C’est très tard dans la soirée de ce mardi 27 septembre que les sénateurs et sénatrices présent.e.s dans l’hémicycle ont discuté l’article 18 quater du projet de loi Justice du XXIe siècle, qui tend à établir un cadre légal aux démarches des personnes trans pour effectuer un changement d’état civil. Une certaine inquiétude planait autour de cette nouvelle lecture. En effet, après l’échec de la commission mixte paritaire en juin, plusieurs sénateurs ont présenté des amendements allant clairement à l’encontre des revendications des associations trans: ces amendements réintroduisaient l’obligation de présenter des attestations d’ordre médical pour toute demande de changement d’état civil (que certains de ces sénateurs s’obstinent à nommer «changement de sexe»).

UN TEXTE REMÉDICALISANT LE CHANGEMENT D’ÉTAT CIVIL
Dans un communiqué commun, plusieurs associations (Acthe, En-Trans, Prendre Corps, Jardin Des T, Trans 3.0, et l’Inter-LGBT) avaient dénoncé ce retour en arrière et appelé à dépasser les clivages politiques face à la dangerosité du texte pour les personnes concernées.
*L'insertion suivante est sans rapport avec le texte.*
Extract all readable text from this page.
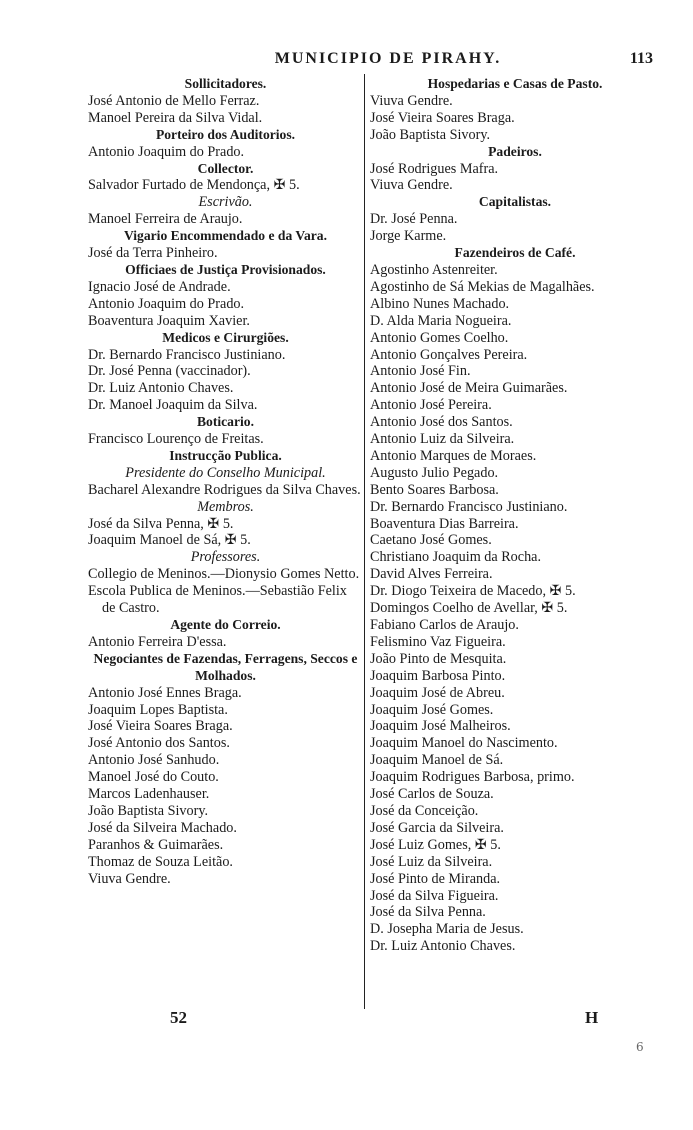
MUNICIPIO DE PIRAHY.	113
Sollicitadores.
José Antonio de Mello Ferraz.
Manoel Pereira da Silva Vidal.
Porteiro dos Auditorios.
Antonio Joaquim do Prado.
Collector.
Salvador Furtado de Mendonça, ✠ 5.
Escrivão.
Manoel Ferreira de Araujo.
Vigario Encommendado e da Vara.
José da Terra Pinheiro.
Officiaes de Justiça Provisionados.
Ignacio José de Andrade.
Antonio Joaquim do Prado.
Boaventura Joaquim Xavier.
Medicos e Cirurgiões.
Dr. Bernardo Francisco Justiniano.
Dr. José Penna (vaccinador).
Dr. Luiz Antonio Chaves.
Dr. Manoel Joaquim da Silva.
Boticario.
Francisco Lourenço de Freitas.
Instrucção Publica.
Presidente do Conselho Municipal.
Bacharel Alexandre Rodrigues da Silva Chaves.
Membros.
José da Silva Penna, ✠ 5.
Joaquim Manoel de Sá, ✠ 5.
Professores.
Collegio de Meninos.—Dionysio Gomes Netto.
Escola Publica de Meninos.—Sebastião Felix de Castro.
Agente do Correio.
Antonio Ferreira D'essa.
Negociantes de Fazendas, Ferragens, Seccos e Molhados.
Antonio José Ennes Braga.
Joaquim Lopes Baptista.
José Vieira Soares Braga.
José Antonio dos Santos.
Antonio José Sanhudo.
Manoel José do Couto.
Marcos Ladenhauser.
João Baptista Sivory.
José da Silveira Machado.
Paranhos & Guimarães.
Thomaz de Souza Leitão.
Viuva Gendre.
Hospedarias e Casas de Pasto.
Viuva Gendre.
José Vieira Soares Braga.
João Baptista Sivory.
Padeiros.
José Rodrigues Mafra.
Viuva Gendre.
Capitalistas.
Dr. José Penna.
Jorge Karme.
Fazendeiros de Café.
Agostinho Astenreiter.
Agostinho de Sá Mekias de Magalhães.
Albino Nunes Machado.
D. Alda Maria Nogueira.
Antonio Gomes Coelho.
Antonio Gonçalves Pereira.
Antonio José Fin.
Antonio José de Meira Guimarães.
Antonio José Pereira.
Antonio José dos Santos.
Antonio Luiz da Silveira.
Antonio Marques de Moraes.
Augusto Julio Pegado.
Bento Soares Barbosa.
Dr. Bernardo Francisco Justiniano.
Boaventura Dias Barreira.
Caetano José Gomes.
Christiano Joaquim da Rocha.
David Alves Ferreira.
Dr. Diogo Teixeira de Macedo, ✠ 5.
Domingos Coelho de Avellar, ✠ 5.
Fabiano Carlos de Araujo.
Felismino Vaz Figueira.
João Pinto de Mesquita.
Joaquim Barbosa Pinto.
Joaquim José de Abreu.
Joaquim José Gomes.
Joaquim José Malheiros.
Joaquim Manoel do Nascimento.
Joaquim Manoel de Sá.
Joaquim Rodrigues Barbosa, primo.
José Carlos de Souza.
José da Conceição.
José Garcia da Silveira.
José Luiz Gomes, ✠ 5.
José Luiz da Silveira.
José Pinto de Miranda.
José da Silva Figueira.
José da Silva Penna.
D. Josepha Maria de Jesus.
Dr. Luiz Antonio Chaves.
52	H
6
L’association GayLib a fait part quant à elle de son inquiétude: «Ces conditions subjectives ainsi que le maintien d’une procédure judiciarisée continueront à engendrer des disparités de traitement dans les procédures de CEC et à rendre les décisions des juges encore trop arbitraires.» Hier soir un peu avant minuit, le rapporteur Yves Détraigne (UDI) a défendu les modifications apportées au texte de l’article 18 quater en affirmant: «Il faut s’assurer que la demande ne résulte pas d’un trouble passager. Un avis médical est indispensable, quand une personne s’engage dans un processus pour changer de sexe, elle a affaire au monde médical, qui compte des spécialistes de la question.» Les différents amendements présentés par la gauche, notamment ceux des sénateur et sénatrices Cécile Cukierman, Esther Benbassa et Jacques Bigot ont été tour à tour rejetés. Ils tendaient à faire modifier le texte pour retirer toute référence à la présentation de documents médicaux, mais aussi pour certains à déjudiciariser la procédure.
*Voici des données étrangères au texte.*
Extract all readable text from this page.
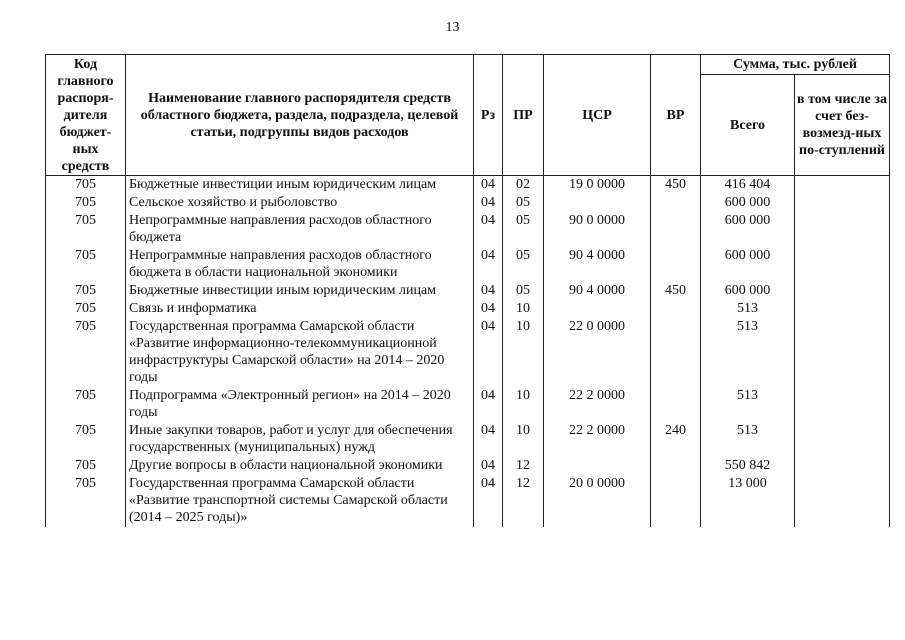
13
Код главного распоря-дителя бюджет-ных средств	Наименование главного распорядителя средств областного бюджета, раздела, подраздела, целевой статьи, подгруппы видов расходов	Рз	ПР	ЦСР	ВР	Сумма, тыс. рублей	
						Всего	в том числе за счет без-возмезд-ных по-ступлений
705	Бюджетные инвестиции иным юридическим лицам	04	02	19 0 0000	450	416 404	
705	Сельское хозяйство и рыболовство	04	05			600 000	
705	Непрограммные направления расходов областного бюджета	04	05	90 0 0000		600 000	
705	Непрограммные направления расходов областного бюджета в области национальной экономики	04	05	90 4 0000		600 000	
705	Бюджетные инвестиции иным юридическим лицам	04	05	90 4 0000	450	600 000	
705	Связь и информатика	04	10			513	
705	Государственная программа Самарской области «Развитие информационно-телекоммуникационной инфраструктуры Самарской области» на 2014 – 2020 годы	04	10	22 0 0000		513	
705	Подпрограмма «Электронный регион» на 2014 – 2020 годы	04	10	22 2 0000		513	
705	Иные закупки товаров, работ и услуг для обеспечения государственных (муниципальных) нужд	04	10	22 2 0000	240	513	
705	Другие вопросы в области национальной экономики	04	12			550 842	
705	Государственная программа Самарской области «Развитие транспортной системы Самарской области (2014 – 2025 годы)»	04	12	20 0 0000		13 000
LA NÉGATION DES MINEURS TRANS
Il demeure un point sur lequel s’accordent les sénateurs de droite qui s’opposent à la démédicalisation du processus et la gauche au gouvernement: l’inclusion des mineurs aux dispositions de l’article 18 quater. En effet, ils s’y opposent en invoquant la même raison. Selon eux, les mineurs trans ne sont pas une réalité en France. «Étendre la possibilité aux mineurs ne s’impose pas: un seul cas a été signalé», a ainsi justifié Yves Détraigne pour s’opposer à un amendement. Comme il l’avait déjà affirmé à l’Assemblée nationale, Jean-Jacques Urvoas est allé dans le même sens: «A ma connaissance, il n’y a eu qu’un cas de mineur identifié.»

Pour l’Association nationale transgenre (ANT), le résultat de cette nouvelle lecture du Sénat est révoltant: «Si le gouvernement de gauche a refusé d’adopter ce qui est maintenant un standard international concernant le changement d’état civil des personnes transgenres, c’est à dire l’autodétermination, la démédicalisation et la déjudiciarisation, les parlementaires de droite ne s’offusquent pas de rester bien ancrés dans les horreurs transphobes du XXème siècle que l’on aimerait bien voir une fois pour toute révolues. Le vote par le Sénat ce mardi 27 septembre du texte de l’article 18 quater amendé par le sénateur Yves Détraigne (UDI) n’étant qu’une illustration de la “droite décomplexée” qui reste figée dans un passé homophobe, transphobe et sexiste.»

Les député.e.s de l’Assemblée nationale auront le dernier mot durant l’automne lorsque le projet de loi reviendra en dernière lecture.